This post contains book-destroying SPOILERS for Empire of Ivory. The non-spoiler post is here.
I loved the development of the Tswana society, of course. Elephant herding! Ancestral rebirth! The conquest of Capetown and the Slave Coast raids! A country that lasts until at least 1838, when Sipho Tsuluka Dlamini writes a history!
I can’t believe it took me this long to realize how much dragons do to level the military playing field across the globe. And now I really want to know what happened in North America: there were British colonies, which did revolt (chapter 11, Black Powder War), but Jane (Admiral Roland!) is
forced to recall to their Lordships, with poorly concealed exasperation, the parade of failures which had been occasioned by all the attempts to establish colonies in the face of organized aerial hostilities: by Spain, in the New World; the total destruction of Roanoke; the disasters in Mysore.
And later, Laurence contemplates the consequences of the disease being spread without a cure:
the Chinese aerial legions decimated: without them, the Chinese infantry and cavalry could hardly stand against British artillery. The distant corners of India brought under control, Japan humbled; perhaps a sick beast might be delivered to the Inca, and the fabled cities of gold flung open at last.

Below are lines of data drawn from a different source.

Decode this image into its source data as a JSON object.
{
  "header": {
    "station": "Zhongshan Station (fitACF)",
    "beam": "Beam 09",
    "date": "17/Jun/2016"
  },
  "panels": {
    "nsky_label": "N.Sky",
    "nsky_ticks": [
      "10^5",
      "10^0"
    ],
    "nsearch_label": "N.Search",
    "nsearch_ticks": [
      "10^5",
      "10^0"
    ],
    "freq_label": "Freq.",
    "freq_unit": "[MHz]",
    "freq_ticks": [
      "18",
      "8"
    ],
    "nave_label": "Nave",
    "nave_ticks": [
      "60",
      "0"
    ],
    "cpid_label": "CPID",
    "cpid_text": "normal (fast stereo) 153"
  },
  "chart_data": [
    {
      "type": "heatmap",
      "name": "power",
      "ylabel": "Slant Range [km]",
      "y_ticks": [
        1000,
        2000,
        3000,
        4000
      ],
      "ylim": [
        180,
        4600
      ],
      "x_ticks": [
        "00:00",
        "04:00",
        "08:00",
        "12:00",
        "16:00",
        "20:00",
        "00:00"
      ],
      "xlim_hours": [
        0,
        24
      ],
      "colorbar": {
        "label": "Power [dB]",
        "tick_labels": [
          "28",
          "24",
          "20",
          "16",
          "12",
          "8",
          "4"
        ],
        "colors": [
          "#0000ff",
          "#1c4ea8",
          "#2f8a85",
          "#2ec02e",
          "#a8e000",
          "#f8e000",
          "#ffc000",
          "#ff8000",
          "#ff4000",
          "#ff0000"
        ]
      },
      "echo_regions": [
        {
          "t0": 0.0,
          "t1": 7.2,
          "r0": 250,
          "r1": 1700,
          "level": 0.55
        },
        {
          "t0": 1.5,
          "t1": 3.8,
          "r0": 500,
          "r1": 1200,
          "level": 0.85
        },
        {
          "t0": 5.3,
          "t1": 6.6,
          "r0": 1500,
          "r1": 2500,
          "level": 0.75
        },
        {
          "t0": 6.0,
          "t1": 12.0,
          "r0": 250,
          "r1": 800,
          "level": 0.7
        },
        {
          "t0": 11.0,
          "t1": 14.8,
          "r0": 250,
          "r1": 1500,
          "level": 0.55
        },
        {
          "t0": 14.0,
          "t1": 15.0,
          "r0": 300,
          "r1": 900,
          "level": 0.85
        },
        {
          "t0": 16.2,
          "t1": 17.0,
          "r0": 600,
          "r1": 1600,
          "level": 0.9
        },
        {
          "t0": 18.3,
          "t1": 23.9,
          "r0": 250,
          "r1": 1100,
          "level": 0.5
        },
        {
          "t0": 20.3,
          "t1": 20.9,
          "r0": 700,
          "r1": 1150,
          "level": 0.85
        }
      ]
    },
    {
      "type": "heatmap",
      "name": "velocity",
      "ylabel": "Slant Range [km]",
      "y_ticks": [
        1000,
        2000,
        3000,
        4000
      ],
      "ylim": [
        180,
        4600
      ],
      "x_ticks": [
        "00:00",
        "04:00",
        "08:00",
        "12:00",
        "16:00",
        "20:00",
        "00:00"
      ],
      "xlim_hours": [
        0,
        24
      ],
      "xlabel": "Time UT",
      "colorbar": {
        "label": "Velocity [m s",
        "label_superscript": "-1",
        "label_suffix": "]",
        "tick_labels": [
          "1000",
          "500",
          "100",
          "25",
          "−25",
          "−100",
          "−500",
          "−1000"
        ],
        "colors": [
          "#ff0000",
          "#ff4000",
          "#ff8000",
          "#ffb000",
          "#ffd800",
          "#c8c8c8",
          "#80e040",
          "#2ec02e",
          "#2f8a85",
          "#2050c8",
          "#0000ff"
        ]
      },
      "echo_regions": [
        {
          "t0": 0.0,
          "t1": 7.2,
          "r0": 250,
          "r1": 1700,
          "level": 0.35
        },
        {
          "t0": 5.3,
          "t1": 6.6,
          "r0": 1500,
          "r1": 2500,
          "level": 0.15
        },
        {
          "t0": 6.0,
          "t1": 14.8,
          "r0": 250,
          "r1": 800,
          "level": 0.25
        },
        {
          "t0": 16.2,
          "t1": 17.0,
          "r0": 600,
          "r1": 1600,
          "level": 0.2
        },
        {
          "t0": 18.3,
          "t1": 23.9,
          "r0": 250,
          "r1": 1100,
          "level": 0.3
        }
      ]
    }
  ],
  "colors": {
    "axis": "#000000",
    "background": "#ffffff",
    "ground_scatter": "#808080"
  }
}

Does this mean that the American Indians were treated better by the British colonists, just for instance?
As for the ending, I suppose it is a cliffhanger, but I don’t really expect the point-of-view character to be killed off in book five of seven. And frankly, if he is, that would be such a gutsy move that I’d applaud it, for all that I do like Laurence and think he’s not done yet.
Packing them off to the Americas seems a lot more likely, though. I just hope that some change comes to the military leadership as a result.